Dave: Dat maakt het er niet gemakkelijker op. We hebben hier dus te maken met een in potentie zeer effectieve oplossing, die enkel door achterblijvende wetgeving nu nog niet haalbaar is. En dat terwijl er genoeg animo is onder veehouders om te stoppen in ruil voor een redelijke financiële vergoeding. Voor varkenshouderijen loopt al een speciale uitkoopregeling van het ministerie van Landbouw voor varkenshouders, bedoeld om stankoverlast te verminderen voor omwonenden. Daar hebben meer dan 500 bedrijven op ingeschreven. Het kabinet stelt nu ook geld beschikbaar om iets vergelijkbaars te doen om de stikstofuitstoot te verlagen. Tijd voor versnelling dus.
Werner: Dat ben ik helemaal met je eens. De verwachting is dat op korte termijn nieuwe wetgeving komt die ervoor zorgt dat extern salderen met veehouderijen mogelijk wordt. De urgentie is dermate groot, dat de juridische ruimte er wel gaat komen.

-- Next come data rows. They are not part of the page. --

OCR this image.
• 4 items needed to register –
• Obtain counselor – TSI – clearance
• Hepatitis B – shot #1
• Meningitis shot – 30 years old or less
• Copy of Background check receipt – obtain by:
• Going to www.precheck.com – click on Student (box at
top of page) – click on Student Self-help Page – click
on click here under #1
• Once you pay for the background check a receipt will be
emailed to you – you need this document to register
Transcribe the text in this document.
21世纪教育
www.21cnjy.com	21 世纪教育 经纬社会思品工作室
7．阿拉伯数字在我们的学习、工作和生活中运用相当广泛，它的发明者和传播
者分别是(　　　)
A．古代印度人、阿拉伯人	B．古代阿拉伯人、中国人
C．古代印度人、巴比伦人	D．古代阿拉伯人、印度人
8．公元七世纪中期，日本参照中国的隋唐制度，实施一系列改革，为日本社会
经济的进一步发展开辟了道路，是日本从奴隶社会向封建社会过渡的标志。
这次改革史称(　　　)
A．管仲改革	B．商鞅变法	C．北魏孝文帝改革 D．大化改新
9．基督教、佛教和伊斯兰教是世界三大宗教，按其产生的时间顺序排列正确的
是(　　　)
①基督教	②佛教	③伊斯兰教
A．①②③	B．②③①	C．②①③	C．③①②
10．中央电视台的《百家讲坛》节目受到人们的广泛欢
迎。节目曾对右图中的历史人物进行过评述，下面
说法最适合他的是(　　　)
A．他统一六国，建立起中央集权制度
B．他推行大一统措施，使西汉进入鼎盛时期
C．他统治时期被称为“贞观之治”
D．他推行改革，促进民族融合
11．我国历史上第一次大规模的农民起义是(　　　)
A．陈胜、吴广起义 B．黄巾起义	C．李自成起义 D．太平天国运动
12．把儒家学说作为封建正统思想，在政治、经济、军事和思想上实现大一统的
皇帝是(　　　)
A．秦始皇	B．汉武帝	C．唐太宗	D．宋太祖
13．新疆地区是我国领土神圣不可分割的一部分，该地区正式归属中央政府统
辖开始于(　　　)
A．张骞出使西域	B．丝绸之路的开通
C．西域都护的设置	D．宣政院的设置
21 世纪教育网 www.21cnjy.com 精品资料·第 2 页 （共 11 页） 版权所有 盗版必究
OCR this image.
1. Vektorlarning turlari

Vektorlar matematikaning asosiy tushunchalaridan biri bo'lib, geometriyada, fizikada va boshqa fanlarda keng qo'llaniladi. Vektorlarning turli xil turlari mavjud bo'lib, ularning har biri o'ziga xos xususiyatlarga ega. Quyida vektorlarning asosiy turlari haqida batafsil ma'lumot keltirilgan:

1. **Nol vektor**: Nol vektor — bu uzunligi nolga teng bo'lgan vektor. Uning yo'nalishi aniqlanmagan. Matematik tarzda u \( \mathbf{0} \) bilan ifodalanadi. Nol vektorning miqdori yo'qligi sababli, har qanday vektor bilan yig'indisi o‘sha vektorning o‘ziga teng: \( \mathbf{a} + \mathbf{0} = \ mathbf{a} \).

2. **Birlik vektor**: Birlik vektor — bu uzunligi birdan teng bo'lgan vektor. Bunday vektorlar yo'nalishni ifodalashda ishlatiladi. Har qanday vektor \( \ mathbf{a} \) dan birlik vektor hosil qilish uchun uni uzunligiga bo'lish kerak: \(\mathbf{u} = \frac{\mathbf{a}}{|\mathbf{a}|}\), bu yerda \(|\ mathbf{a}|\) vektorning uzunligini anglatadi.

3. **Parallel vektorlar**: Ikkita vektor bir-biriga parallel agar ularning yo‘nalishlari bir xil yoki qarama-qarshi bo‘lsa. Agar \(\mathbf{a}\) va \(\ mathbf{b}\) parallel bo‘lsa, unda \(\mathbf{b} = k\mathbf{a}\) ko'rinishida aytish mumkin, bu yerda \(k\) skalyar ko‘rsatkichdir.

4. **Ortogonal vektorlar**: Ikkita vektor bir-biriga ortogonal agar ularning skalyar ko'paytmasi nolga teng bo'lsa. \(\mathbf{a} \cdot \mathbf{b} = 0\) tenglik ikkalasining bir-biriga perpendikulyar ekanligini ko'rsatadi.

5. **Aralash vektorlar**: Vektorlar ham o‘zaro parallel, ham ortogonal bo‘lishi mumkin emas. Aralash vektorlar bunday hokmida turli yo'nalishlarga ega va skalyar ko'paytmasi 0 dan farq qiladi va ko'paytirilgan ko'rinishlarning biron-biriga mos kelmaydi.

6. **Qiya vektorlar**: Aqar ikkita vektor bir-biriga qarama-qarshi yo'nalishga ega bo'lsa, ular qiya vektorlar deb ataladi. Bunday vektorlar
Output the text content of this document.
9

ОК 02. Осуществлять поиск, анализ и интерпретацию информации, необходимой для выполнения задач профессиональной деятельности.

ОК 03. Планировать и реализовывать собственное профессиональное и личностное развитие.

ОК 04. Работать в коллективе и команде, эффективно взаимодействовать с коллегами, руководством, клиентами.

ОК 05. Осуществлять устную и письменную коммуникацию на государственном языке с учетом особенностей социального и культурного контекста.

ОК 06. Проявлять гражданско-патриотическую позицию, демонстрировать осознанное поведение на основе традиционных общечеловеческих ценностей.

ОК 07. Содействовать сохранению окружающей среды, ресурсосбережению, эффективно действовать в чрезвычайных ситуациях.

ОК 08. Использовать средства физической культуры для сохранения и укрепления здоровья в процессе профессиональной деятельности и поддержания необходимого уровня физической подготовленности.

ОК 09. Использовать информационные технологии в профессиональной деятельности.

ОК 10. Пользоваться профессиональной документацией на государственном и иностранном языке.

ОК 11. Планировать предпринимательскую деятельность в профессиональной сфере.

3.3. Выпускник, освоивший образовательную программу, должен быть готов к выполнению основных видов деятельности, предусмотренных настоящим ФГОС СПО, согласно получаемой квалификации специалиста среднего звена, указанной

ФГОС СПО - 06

Eindconclusie: Op termijn zal het mogelijk worden dat de stikstofruimte wordt overgedragen van een veehouderij naar de bouwer. Dit is groots en zal een enorme impact hebben op de bouw die in het slop is geraakt na de PAS-uitspraak. Volgens mij is het dus absoluut zinnig om alvast te anticiperen en deze oplossing voor je gebiedsontwikkeling te verkennen, zeker nu we het over een enorme potentie aan ruimte hebben. Dit idee krijgt 5 duimpjes van de 5!